Congress plans to regulate cryptocurrencies through a newly proposed Bill: S.1241

S.1241 – Combating Money Laundering, Terrorist Financing, and Counterfeiting Act of 2017

The criminal element of digital currency is another huge issue, and one that many experts believe needs to be solved before cryptocurrencies can truly become mainstream. The high level of anonymity provided by cryptocurrency transactions makes it extremely easy for these currencies to be used for money laundering, and it already seems that many organized criminal groups are using Bitcoin and other digital currencies to facilitate their nefarious activities.

Senate Judiciary Committee Chairman Chuck Grassley and Ranking Member Dianne Feinstein, along with Senators John Cornyn and Sheldon Whitehouse, introduced legislation that modernizes and strengthens criminal laws against money laundering – a critical source of funding for terrorist organizations, drug cartels and other organized crime syndicates.  The Combating Money Laundering, Terrorist Financing, and Counterfeiting Act of 2017 updates criminal money laundering and counterfeiting statutes, and promotes transparency in the U.S. financial system.

S.1241 seeks to introduce a provision that would require anyone in possession of more than $10,000 in cryptocurrency to disclose it when passing a U.S. customs checkpoint — this is problematic given that a virtual currency like bitcoin is always considered to be on someone’s person.
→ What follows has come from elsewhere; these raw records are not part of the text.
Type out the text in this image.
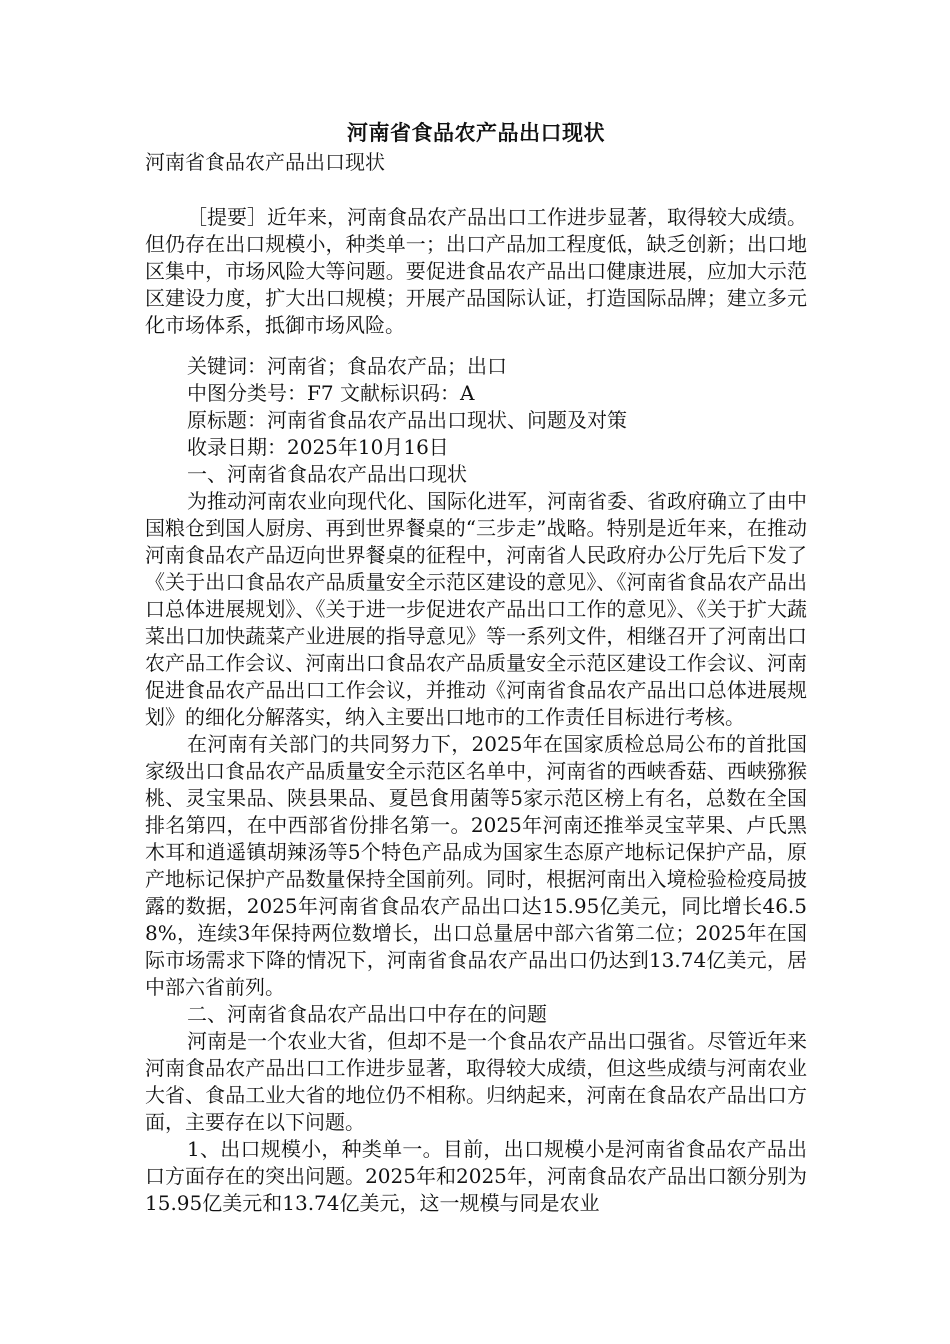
河南省食品农产品出口现状
河南省食品农产品出口现状

［提要］近年来，河南食品农产品出口工作进步显著，取得较大成绩。但仍存在出口规模小，种类单一；出口产品加工程度低，缺乏创新；出口地区集中，市场风险大等问题。要促进食品农产品出口健康进展，应加大示范区建设力度，扩大出口规模；开展产品国际认证，打造国际品牌；建立多元化市场体系，抵御市场风险。

关键词：河南省；食品农产品；出口

中图分类号：F7 文献标识码：A

原标题：河南省食品农产品出口现状、问题及对策

收录日期：2025年10月16日

一、河南省食品农产品出口现状

为推动河南农业向现代化、国际化进军，河南省委、省政府确立了由中国粮仓到国人厨房、再到世界餐桌的“三步走”战略。特别是近年来，在推动河南食品农产品迈向世界餐桌的征程中，河南省人民政府办公厅先后下发了《关于出口食品农产品质量安全示范区建设的意见》、《河南省食品农产品出口总体进展规划》、《关于进一步促进农产品出口工作的意见》、《关于扩大蔬菜出口加快蔬菜产业进展的指导意见》等一系列文件，相继召开了河南出口农产品工作会议、河南出口食品农产品质量安全示范区建设工作会议、河南促进食品农产品出口工作会议，并推动《河南省食品农产品出口总体进展规划》的细化分解落实，纳入主要出口地市的工作责任目标进行考核。

在河南有关部门的共同努力下，2025年在国家质检总局公布的首批国家级出口食品农产品质量安全示范区名单中，河南省的西峡香菇、西峡猕猴桃、灵宝果品、陕县果品、夏邑食用菌等5家示范区榜上有名，总数在全国排名第四，在中西部省份排名第一。2025年河南还推举灵宝苹果、卢氏黑木耳和逍遥镇胡辣汤等5个特色产品成为国家生态原产地标记保护产品，原产地标记保护产品数量保持全国前列。同时，根据河南出入境检验检疫局披露的数据，2025年河南省食品农产品出口达15.95亿美元，同比增长46.58%，连续3年保持两位数增长，出口总量居中部六省第二位；2025年在国际市场需求下降的情况下，河南省食品农产品出口仍达到13.74亿美元，居中部六省前列。

二、河南省食品农产品出口中存在的问题

河南是一个农业大省，但却不是一个食品农产品出口强省。尽管近年来河南食品农产品出口工作进步显著，取得较大成绩，但这些成绩与河南农业大省、食品工业大省的地位仍不相称。归纳起来，河南在食品农产品出口方面，主要存在以下问题。

1、出口规模小，种类单一。目前，出口规模小是河南省食品农产品出口方面存在的突出问题。2025年和2025年，河南食品农产品出口额分别为15.95亿美元和13.74亿美元，这一规模与同是农业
A U.S. government-approved cryptocurrency could have interesting implications. It could either lead to greater acceptance for existing open currencies like Bitcoin and Ethereum, or it could further marginalize them. It could divide digital currencies into “compliant” and “non-compliant” categories.

The most popular crypocurrency, Bitcoin, meanwhile, sustained its phenomenal performance and is now valued at nearly $4,400. The leading virtual currency has already posted an increase of more than 300 percent in 2017.

However, the popularity of Bitcoin has been tainted with some controversies including a claim that a young British model was kidnapped and auctioned off on the underground web market as a “sex slave,” with the criminals asking payment in the form of Bitcoin because the digital currency is allegedly untraceable.

Various other cyber crimes have been linked to Bitcoin in the past years, making it extremely important for lawmakers to establish policies and regulations in place for cryptocurrency.

According to the bill, an initial draft strategy is expected to come before Congress within the next year, and will see input from U.S. financial regulators, the Department of Homeland Security, and the State Department.